Marcia was the oldest of four children.  She and her brother Robert (known as Timmy within the family), and sisters Jean and Diana grew up in Wellesley Hills, Massachusetts.  Despite the fact that the Depression hit just six years after her birth, she always said that she didn't even know the Depression was taking place because it was during that exact time that her father, an attorney for Palmer & Dodge in Boston, built their big brick home in Wellesley Hills where she lived until she left for Smith College.  Attending Smith, and receiving a Master's in Social Work from their School of Social Work, was one of the things in her life of which she was most proud.  

While at Smith, Marcia met Clifton W. Emery, Jr.  They were married soon after her graduation and moved to New York City.  While Cliff attended Columbia University for graduate school, Marcia worked as a social worker for the city.  They subsequently moved back to Massachusetts and lived in Arlington and then Medford where he was Dean of Men for Tufts College.  Marcia and Cliff had three children, Nancy, Chip and Peter, and were divorced in 1960.  

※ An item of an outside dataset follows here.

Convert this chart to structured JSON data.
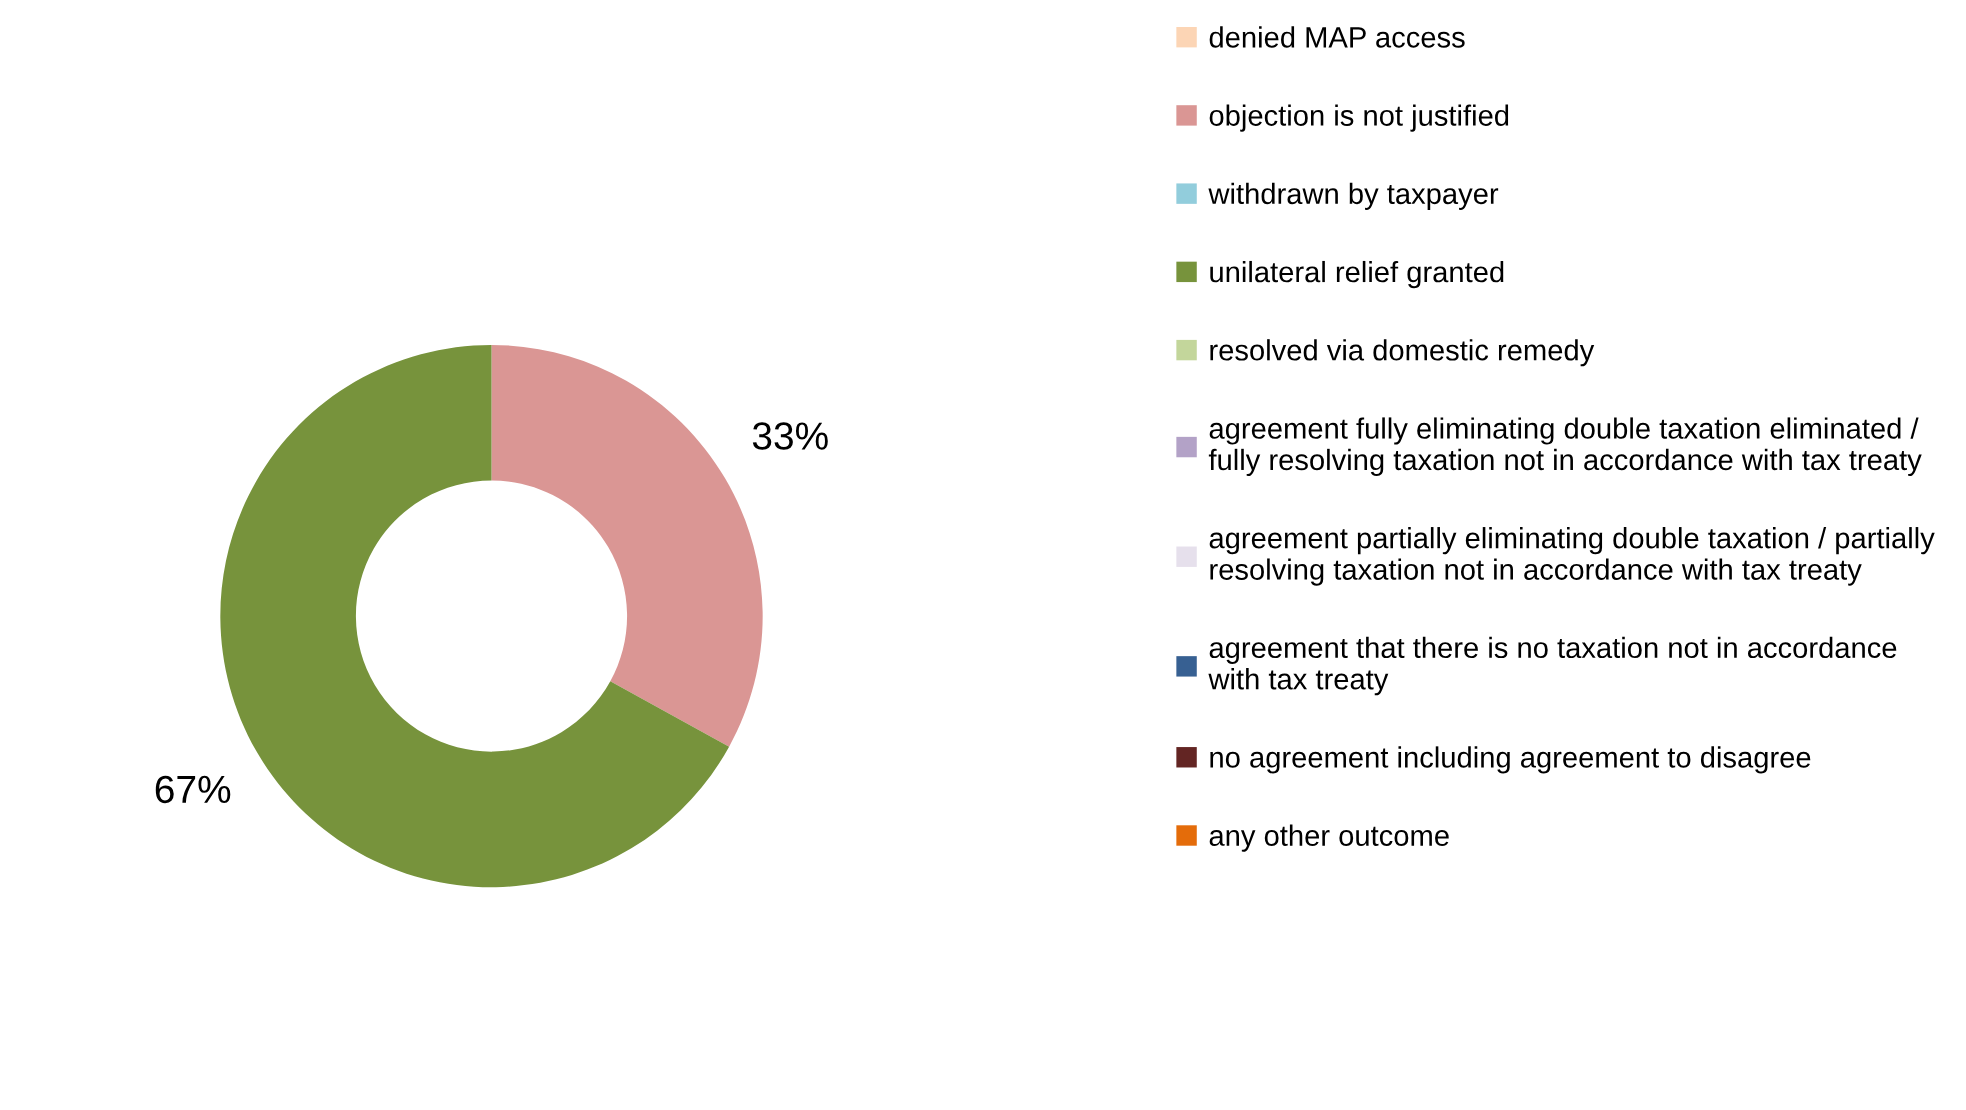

Marcia later married Theodore Wood, Jr. and moved to Winchester where she lived the remainder of her life.  Marcia and Ted had one daughter, Laurie.  Despite the fact that she was never a "career woman" in today's sense of the word, she was also never idle.  Throughout her life, she was an active member and leader in a wide variety of clubs and organizations.  She was a member of the League of Women Voters, the Winchester Historical Society, the Smith Club, the Winchester Seniors Association and the Council on Aging, among others.  She was also an avid antique lace and clothing collector and had a small antique shop callled The Mulberry Bush in Needham for a period of time.

Ted was a Professor of Humanities at M.I.T. which gave them the opportunity to spend summers on Chebeague Island, Maine.  "The point", as it is known in the family, became the focal point of family life every year.  There they went boating and sailing, hosted family dinners and enjoyed the long summer evenings on the big front porch overlooking the water.  To this day, Chebeague has a very special place in the family fabric.

Several years after Ted's death in 1993, Marcia reconnected with an old flame from her teenage years, Arthur C. Burleigh.  Marcia and Arthur traveled extensively and enjoyed getting together with family and friends. He was a great comfort to Marcia when her daughter Nancy died in 2007.  Arthur moved to Woburn in 2009, after which they were rarely apart.  Arthur passed away in 2012.  

Marcia has always had close friends who have meant the world to her.  Susan Keats, Nancy Dahm, Cecily Parkhurst, Jo Morgan, Pat Wells, and many, many others have given her the friendship and intellectual stimulation that has kept her active and engaged right up to her death at the age of 91.  These people gave her strength when life was challenging and made her laugh when life was good.  She was a woman who drew on her relationships with others for energy and inspiration and her family is so grateful for all they have done in good times and bad.

Anyone who knew Marcia knew that it was her role as mother, grandmother and, most recently, great-grandmother that truly defined her life.  At her 80th birthday party, she introduced all her assembled family to the guests as her "life's work."  She often said how lucky she was because all her children lived relatively close by.  Family gatherings, such as the annual Music Weekend on Chebeague Island, were the highlight of her schedule.  Her children and her grandchildren, Jaedra, Katie, John, Jocelyn, Ben, Matthew, Brian and Shoshanna, loved her dearly and looked to her for support and advice.  

At this difficult time of loss, the family that Marcia built and nurtured has come together to ease our sorrow and create even more family memories.  We appreciate all the love and support we have received from our friends and we ask that you keep the memory of Marcia and her life's accomplishments close to your heart.